Table 2. PR-AUC’s obtained for each tissue class in the selected colon tissue classifier. PR-AUC’s are given as validation PR-AUC [training data PR-AUC].

Application of the selected colon tissue classifier on three representative subimages of the H&E stains from the study can be seen in Fig. 1. First column show classification of benign colon tissue where only a few local patches are misclassified as cancer. It can also be seen that the colon tissue classifier can discriminate between different benign tissue structures such as red blood cells (green), muscle (cyan), connective tissue (brown), and mucousa (magenta). The two other columns shows subimages containing cancer tissue in the bottom to right corner in the images. Most of the patches located in cancer tissue are correctly classified as cancer (yellow patches) and most of the benign tissue are not classified as cancer. However, small misclassification problems between cancer tissue and mucosa can sometimes be observed (top of Fig. 1c). Additionally, the classifier could detect necrosis (white) within the tumor tissue in Fig. 1f.

4 Discussion

We have presented a framework for detecting cancer in WSI H&E stains of colon tissue using a multi class colon tissue classifier based on color intensity and texture features. The colon tissue classifier trained based on all color features obtained the best performance with a PR-AUC\(_{avg}\) of 0.886 and PR-AUC\(_{cancer}\) 0.950, respectively compared to the other classifiers based only on the gray level features proposed by Kather et al. [6] or features from separate color representations. The final feature set consisted of 9 intensity and texture features obtained from feature images from five different color representations. The study indicate that using information from multiple color representations can improve tissue classification within WSI H&E stains.
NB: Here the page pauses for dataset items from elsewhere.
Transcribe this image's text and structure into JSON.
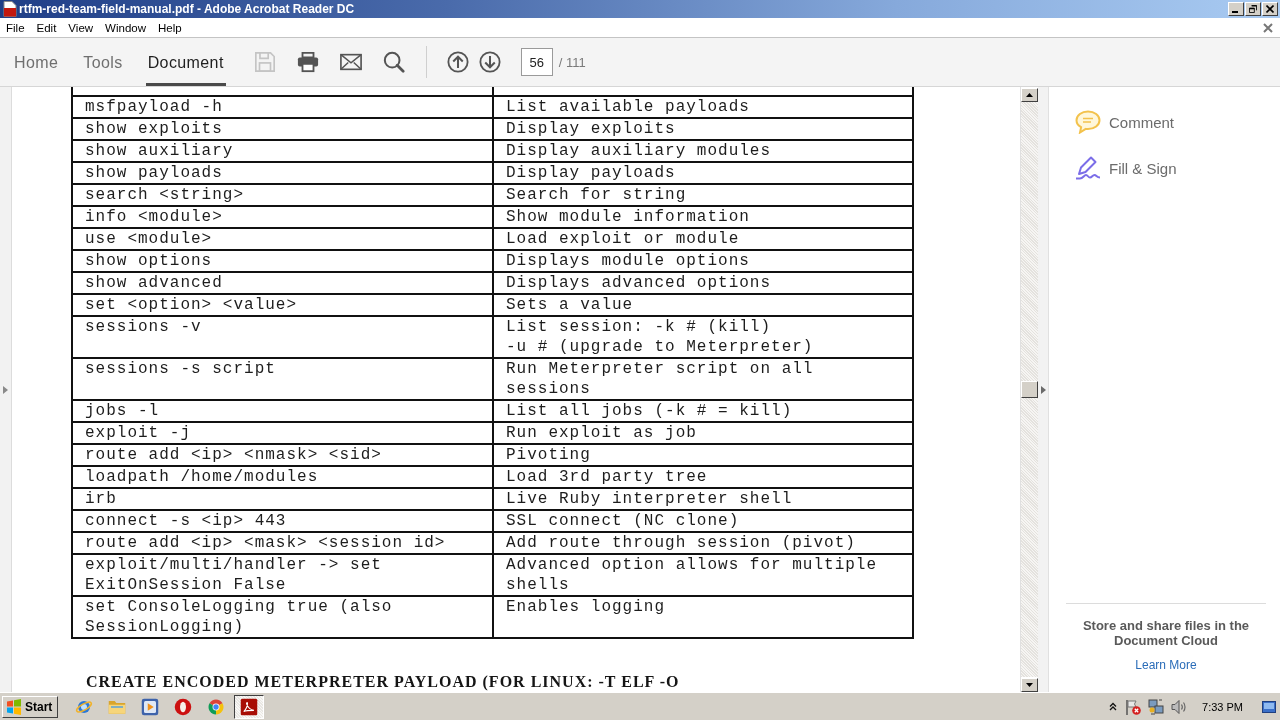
{
  "window": {
    "title": "rtfm-red-team-field-manual.pdf - Adobe Acrobat Reader DC"
  },
  "menu": [
    "File",
    "Edit",
    "View",
    "Window",
    "Help"
  ],
  "tabs": [
    {
      "label": "Home",
      "selected": false
    },
    {
      "label": "Tools",
      "selected": false
    },
    {
      "label": "Document",
      "selected": true
    }
  ],
  "toolbar_buttons": [
    {
      "kind": "save",
      "disabled": true
    },
    {
      "kind": "print",
      "disabled": false
    },
    {
      "kind": "mail",
      "disabled": false
    },
    {
      "kind": "search",
      "disabled": false
    }
  ],
  "page_buttons": [
    {
      "kind": "previous",
      "disabled": false
    },
    {
      "kind": "next",
      "disabled": false
    }
  ],
  "page_number": {
    "value": "56",
    "total": "/ 111"
  },
  "document": {
    "table": {
      "rows": [
        {
          "command": "msfpayload -h",
          "description": "List available payloads"
        },
        {
          "command": "show exploits",
          "description": "Display exploits"
        },
        {
          "command": "show auxiliary",
          "description": "Display auxiliary modules"
        },
        {
          "command": "show payloads",
          "description": "Display payloads"
        },
        {
          "command": "search <string>",
          "description": "Search for string"
        },
        {
          "command": "info <module>",
          "description": "Show module information"
        },
        {
          "command": "use <module>",
          "description": "Load exploit or module"
        },
        {
          "command": "show options",
          "description": "Displays module options"
        },
        {
          "command": "show advanced",
          "description": "Displays advanced options"
        },
        {
          "command": "set <option> <value>",
          "description": "Sets a value"
        },
        {
          "command": "sessions -v",
          "description": "List session: -k # (kill)\n-u # (upgrade to Meterpreter)"
        },
        {
          "command": "sessions -s script",
          "description": "Run Meterpreter script on all sessions"
        },
        {
          "command": "jobs -l",
          "description": "List all jobs (-k # = kill)"
        },
        {
          "command": "exploit -j",
          "description": "Run exploit as job"
        },
        {
          "command": "route add <ip> <nmask> <sid>",
          "description": "Pivoting"
        },
        {
          "command": "loadpath /home/modules",
          "description": "Load 3rd party tree"
        },
        {
          "command": "irb",
          "description": "Live Ruby interpreter shell"
        },
        {
          "command": "connect -s <ip> 443",
          "description": "SSL connect (NC clone)"
        },
        {
          "command": "route add <ip> <mask> <session id>",
          "description": "Add route through session (pivot)"
        },
        {
          "command": "exploit/multi/handler -> set ExitOnSession False",
          "description": "Advanced option allows for multiple shells"
        },
        {
          "command": "set ConsoleLogging true (also SessionLogging)",
          "description": "Enables logging"
        }
      ]
    },
    "heading": "CREATE ENCODED METERPRETER PAYLOAD (FOR LINUX: -T ELF -O"
  },
  "right_panel": {
    "tools": [
      {
        "kind": "comment",
        "label": "Comment"
      },
      {
        "kind": "fill_sign",
        "label": "Fill & Sign"
      }
    ],
    "promo": {
      "text": "Store and share files in the Document Cloud",
      "link": "Learn More"
    }
  },
  "taskbar": {
    "start": "Start",
    "apps": [
      {
        "kind": "globe",
        "active": false
      },
      {
        "kind": "folder",
        "active": false
      },
      {
        "kind": "media",
        "active": false
      },
      {
        "kind": "ring",
        "active": false
      },
      {
        "kind": "segmented_circle",
        "active": false
      },
      {
        "kind": "pdf",
        "active": true
      }
    ],
    "clock": "7:33 PM"
  }
}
Table 3. One-vs-one PR-AUC’s obtained on the validation data between cancer and each tissue class in the final colon tissue classifier based on all color features
Fig. 1.
figure 1

Application of the colon tissue classifier in three representative H&E stain images (columns). First row show the location of the extracted patches in the original image. Second row show a color coded image of the tissue class with the highest \(P_{tissue}\) obtained within the patch (yellow = cancer, magenta = mucosa, cyan = muscle, green = blood cells, blue = inflammation, white = necrosis, red = mucous, and brown = connective tissue). (Color figure online)

The worst one-vs-one PR-AUC’s were obtained between cancer and mucosa, inflammation, and necrosis, respectively. This may be explained as tumor tissue may contain inflammatory cells and necrosis which may appear within the cancer annotations and the fact that colon adenocarcinoma originates from mucosa making cancer appearance more similar to mucosa than the other tissues. This confirm our hypothesis that some benign tissue structures makes accurate cancer classification more difficult within WSI H&E stains of colon tissue compared to others. This may have to be taken into consideration to improve classification accuracy when designing algorithms for automated cancer detection.

Stain normalization was not applied during this study as the framework was developed on WSI H&E stains stained with a standard staining protocol which minimized stain variation between slides. Therefore, the current framework is only expected to be robust to small variations in stain intensity. Stain normalization should therefore be applied as a preprocessing step to use the framework on WSI H&E stains stained with other staining protocols to ensure the generalized performance. Still, the results indicate that a good overall classification accuracy can be obtained between benign tissue and cancer using data obtained from manual tissue annotations of representative tissue structures. The framework can also be used to indicate the location of cancer tissue within WSI H&E stains which may be used for further analysis e.g. for cancer grading.